ADEN: Yemeni President Abd-Rabbu Mansour Hadi, who lives in Saudi Arabia while rival Houthi forces control the capital Sanaa, made a rare visit to his country on Saturday for a meeting of the divided parliament in a loyalist southern province.
In Sanaa, however, the Houthis have started to organise elections to fill 24 vacant seats in the same parliament, state news agency SABA said.
Both sides are under pressure from international players to implement a United Nations-sponsored ceasefire deal agreed last year in Sweden and to prepare for a wider political dialogue that would end the four-year-old war. Lawmakers from both sides would ultimately meet to agree on a political framework.
Hadi’s Riyadh-backed government, which is still recognised internationally, has been based in the southern port city of Aden since 2015 and Hadi has not set foot there since a visit last August.
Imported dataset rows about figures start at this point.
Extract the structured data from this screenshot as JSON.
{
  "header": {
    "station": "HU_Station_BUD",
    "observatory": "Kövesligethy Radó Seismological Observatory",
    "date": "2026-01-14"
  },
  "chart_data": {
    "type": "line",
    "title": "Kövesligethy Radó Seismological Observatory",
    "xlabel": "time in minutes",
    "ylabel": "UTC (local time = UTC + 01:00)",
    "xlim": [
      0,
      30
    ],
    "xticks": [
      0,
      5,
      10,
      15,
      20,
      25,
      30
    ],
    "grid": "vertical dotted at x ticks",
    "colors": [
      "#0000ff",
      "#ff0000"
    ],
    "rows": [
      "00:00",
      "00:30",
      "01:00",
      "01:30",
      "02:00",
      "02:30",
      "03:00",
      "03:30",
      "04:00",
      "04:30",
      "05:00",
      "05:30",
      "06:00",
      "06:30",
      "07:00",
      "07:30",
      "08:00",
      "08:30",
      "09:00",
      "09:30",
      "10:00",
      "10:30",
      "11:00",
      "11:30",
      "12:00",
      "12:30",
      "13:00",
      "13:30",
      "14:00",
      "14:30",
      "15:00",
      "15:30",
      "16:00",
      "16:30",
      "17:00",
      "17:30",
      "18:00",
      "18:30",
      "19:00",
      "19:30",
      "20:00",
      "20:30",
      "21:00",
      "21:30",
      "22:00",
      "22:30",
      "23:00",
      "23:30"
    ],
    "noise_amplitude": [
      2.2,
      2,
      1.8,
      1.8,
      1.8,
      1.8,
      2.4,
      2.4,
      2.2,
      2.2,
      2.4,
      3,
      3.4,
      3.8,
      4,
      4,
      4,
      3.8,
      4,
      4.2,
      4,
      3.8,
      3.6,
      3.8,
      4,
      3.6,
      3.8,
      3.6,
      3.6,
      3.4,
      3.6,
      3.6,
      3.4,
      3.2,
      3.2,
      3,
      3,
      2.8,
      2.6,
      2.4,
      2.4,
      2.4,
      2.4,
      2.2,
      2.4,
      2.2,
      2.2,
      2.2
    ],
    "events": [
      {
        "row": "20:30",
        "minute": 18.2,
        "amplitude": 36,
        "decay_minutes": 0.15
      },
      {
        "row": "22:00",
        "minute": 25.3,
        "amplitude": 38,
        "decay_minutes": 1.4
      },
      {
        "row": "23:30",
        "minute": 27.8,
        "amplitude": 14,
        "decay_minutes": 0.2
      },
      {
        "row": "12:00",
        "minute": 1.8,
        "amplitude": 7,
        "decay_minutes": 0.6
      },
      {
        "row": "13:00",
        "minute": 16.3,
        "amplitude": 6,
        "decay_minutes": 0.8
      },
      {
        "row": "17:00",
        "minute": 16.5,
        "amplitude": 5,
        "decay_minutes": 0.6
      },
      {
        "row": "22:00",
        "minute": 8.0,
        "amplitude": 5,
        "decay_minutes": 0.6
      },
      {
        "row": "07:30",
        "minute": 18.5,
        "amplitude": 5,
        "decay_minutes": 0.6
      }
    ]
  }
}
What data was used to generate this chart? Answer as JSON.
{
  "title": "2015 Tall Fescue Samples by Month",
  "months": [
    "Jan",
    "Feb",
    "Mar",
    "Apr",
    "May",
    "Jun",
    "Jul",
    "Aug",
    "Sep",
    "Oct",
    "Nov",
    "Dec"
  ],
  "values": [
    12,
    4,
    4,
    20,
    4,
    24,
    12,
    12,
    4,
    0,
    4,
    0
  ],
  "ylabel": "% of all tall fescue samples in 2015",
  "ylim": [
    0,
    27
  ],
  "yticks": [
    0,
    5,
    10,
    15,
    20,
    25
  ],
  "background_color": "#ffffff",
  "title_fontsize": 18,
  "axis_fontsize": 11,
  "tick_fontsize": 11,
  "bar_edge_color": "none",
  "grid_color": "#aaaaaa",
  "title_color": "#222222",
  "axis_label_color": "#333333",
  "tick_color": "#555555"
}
Hadi-aligned parliamentarians gathered in Sayun, Hadramout province on Saturday elected Sultan al-Burkani of the General People’s Congress (GPC) of late Yemeni President Ali Abdullah Saleh as their new speaker.
The Saudi-led military coalition fighting the Houthis in the devastating war has been trying to recruit GPC members and fighters since Saleh was killed in December 2017 after switching sides away from the Houthis.
“This extraordinary session is held in a historic moment as we stand in a crossroad between choices of war and peace,” Hadi told the 145 parliamentarins meeting in Sayun.